Acusación de incapacidad
Hasta la fecha, 17.000 militares componen el mayor contingente enviado sobre el terreno por la organización internacional. Sin embargo, Bertrand Bisimwa, portavoz de los rebeldes, ha acusado a estos destacamentos de incapacidad en su propósito de impedir los ataques del Ejército regular, mientras que Allan Doss, representante de la ONU, ha condenado la «falta de comprensión entre las facciones».
En buena parte, el complejo conflicto armado que sufre la región oriental de Congo es una proyección de la anterior guerra civil ruandesa. Laurent Nkunda y sus 8.000 milicianos, apoyados por el Gobierno de Kigali, dicen proteger a los nativos banyamulenge, de etnia tutsi, de los ataques de las fuerzas hutus instaladas en Congo tras la derrota en el país de origen, y acusan al Ejército nacional de proteger a estos grupos, formados por ex soldados y antiguos milicianos.
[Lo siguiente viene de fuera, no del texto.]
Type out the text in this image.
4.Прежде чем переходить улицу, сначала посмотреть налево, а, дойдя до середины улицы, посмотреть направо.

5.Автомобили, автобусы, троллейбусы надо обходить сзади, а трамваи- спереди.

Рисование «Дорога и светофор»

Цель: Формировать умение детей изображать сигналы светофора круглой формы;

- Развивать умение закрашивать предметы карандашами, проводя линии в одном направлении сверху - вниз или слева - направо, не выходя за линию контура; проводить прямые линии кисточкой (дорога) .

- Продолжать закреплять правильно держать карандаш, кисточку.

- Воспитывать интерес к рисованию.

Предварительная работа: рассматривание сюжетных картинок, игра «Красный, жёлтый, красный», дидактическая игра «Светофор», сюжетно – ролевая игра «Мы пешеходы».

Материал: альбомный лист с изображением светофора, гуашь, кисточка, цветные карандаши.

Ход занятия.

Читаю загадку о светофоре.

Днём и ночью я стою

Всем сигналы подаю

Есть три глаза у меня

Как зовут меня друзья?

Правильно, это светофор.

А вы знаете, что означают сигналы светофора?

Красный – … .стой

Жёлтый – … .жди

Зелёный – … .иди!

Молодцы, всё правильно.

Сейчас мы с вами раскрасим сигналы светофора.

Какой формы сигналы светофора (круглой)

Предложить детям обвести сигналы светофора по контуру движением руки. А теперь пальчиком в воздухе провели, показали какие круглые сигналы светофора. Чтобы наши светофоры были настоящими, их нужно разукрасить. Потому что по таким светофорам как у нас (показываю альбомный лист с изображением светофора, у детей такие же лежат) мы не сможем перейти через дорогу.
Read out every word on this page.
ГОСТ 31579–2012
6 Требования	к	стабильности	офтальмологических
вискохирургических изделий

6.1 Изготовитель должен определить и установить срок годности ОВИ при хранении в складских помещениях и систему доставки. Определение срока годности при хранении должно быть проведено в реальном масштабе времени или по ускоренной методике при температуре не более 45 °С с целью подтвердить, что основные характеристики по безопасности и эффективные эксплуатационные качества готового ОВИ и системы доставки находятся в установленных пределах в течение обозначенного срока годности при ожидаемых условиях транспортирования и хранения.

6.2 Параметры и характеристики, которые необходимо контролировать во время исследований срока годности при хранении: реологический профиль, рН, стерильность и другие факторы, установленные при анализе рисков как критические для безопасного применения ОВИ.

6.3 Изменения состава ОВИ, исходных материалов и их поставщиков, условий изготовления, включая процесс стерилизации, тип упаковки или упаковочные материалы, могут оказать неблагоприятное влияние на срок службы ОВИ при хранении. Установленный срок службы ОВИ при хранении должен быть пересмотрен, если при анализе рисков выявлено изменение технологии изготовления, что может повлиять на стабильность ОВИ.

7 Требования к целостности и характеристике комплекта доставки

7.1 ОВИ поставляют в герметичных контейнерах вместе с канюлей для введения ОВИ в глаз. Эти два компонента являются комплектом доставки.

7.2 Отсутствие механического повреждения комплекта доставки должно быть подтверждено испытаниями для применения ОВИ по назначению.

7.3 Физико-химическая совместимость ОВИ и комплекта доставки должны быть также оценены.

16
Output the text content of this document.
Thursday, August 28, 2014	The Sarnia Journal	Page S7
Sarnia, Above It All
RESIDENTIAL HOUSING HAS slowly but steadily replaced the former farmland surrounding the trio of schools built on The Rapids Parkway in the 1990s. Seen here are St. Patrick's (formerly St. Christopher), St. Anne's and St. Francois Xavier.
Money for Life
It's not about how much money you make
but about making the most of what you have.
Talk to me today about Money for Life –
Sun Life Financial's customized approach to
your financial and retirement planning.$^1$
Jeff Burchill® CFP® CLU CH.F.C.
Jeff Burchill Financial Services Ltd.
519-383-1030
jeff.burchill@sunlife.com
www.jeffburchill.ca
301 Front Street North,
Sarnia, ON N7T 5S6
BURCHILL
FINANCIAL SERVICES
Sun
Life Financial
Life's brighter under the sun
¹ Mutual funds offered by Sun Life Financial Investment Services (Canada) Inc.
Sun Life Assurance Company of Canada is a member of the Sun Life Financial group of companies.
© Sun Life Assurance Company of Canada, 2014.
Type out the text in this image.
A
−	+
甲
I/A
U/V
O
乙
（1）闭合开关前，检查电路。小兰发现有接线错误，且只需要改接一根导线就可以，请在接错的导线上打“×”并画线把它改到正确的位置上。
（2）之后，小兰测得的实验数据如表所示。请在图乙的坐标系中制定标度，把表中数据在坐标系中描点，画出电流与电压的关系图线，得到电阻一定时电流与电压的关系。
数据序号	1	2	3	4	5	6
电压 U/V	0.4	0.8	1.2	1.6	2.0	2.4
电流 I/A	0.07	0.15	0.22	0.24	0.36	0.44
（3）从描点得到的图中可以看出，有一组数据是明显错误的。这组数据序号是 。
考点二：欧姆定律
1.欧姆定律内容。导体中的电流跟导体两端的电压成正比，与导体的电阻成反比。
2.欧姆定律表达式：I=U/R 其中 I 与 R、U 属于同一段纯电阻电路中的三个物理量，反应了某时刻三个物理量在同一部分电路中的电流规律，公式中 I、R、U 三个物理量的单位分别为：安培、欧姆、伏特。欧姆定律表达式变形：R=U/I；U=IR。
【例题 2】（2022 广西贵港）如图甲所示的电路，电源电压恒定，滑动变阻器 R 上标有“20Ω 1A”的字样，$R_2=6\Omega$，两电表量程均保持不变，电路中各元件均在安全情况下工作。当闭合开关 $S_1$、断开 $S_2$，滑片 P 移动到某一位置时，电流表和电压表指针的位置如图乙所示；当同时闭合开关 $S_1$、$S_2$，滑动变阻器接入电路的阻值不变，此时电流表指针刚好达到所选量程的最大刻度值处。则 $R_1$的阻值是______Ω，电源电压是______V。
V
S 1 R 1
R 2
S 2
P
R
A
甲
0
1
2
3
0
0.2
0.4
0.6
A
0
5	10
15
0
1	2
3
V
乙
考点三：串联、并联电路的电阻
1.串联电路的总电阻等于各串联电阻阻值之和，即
Además, en el interior del país proliferan otros cuerpos militares irregulares, los mai-mai, que tanto ejercen labores de autodefensa como favorecen el saqueo y la violencia intertribal en las zonas desprovistas de control gubernamental.
Inestabilidad permanente
Las elecciones democráticas celebradas en 2006 parecían indicar una nueva situación de orden y bonanza en el tercer Estado africano por extensión, pero los nuevos combates indican que la inestabilidad permanece tras sufrir entre los años 1998 y 2003 el mayor conflicto armado desde el fin de la II Guerra Mundial.
Los choques tuvieron lugar entre las fuerzas regulares y guerrillas apoyadas por los países vecinos. Se calcula que, tan sólo a lo largo de esos años, unos 5,4 millones de personas fallecieron en el área cercana a los Grandes Lagos, víctimas de las luchas, el hambre y la enfermedad.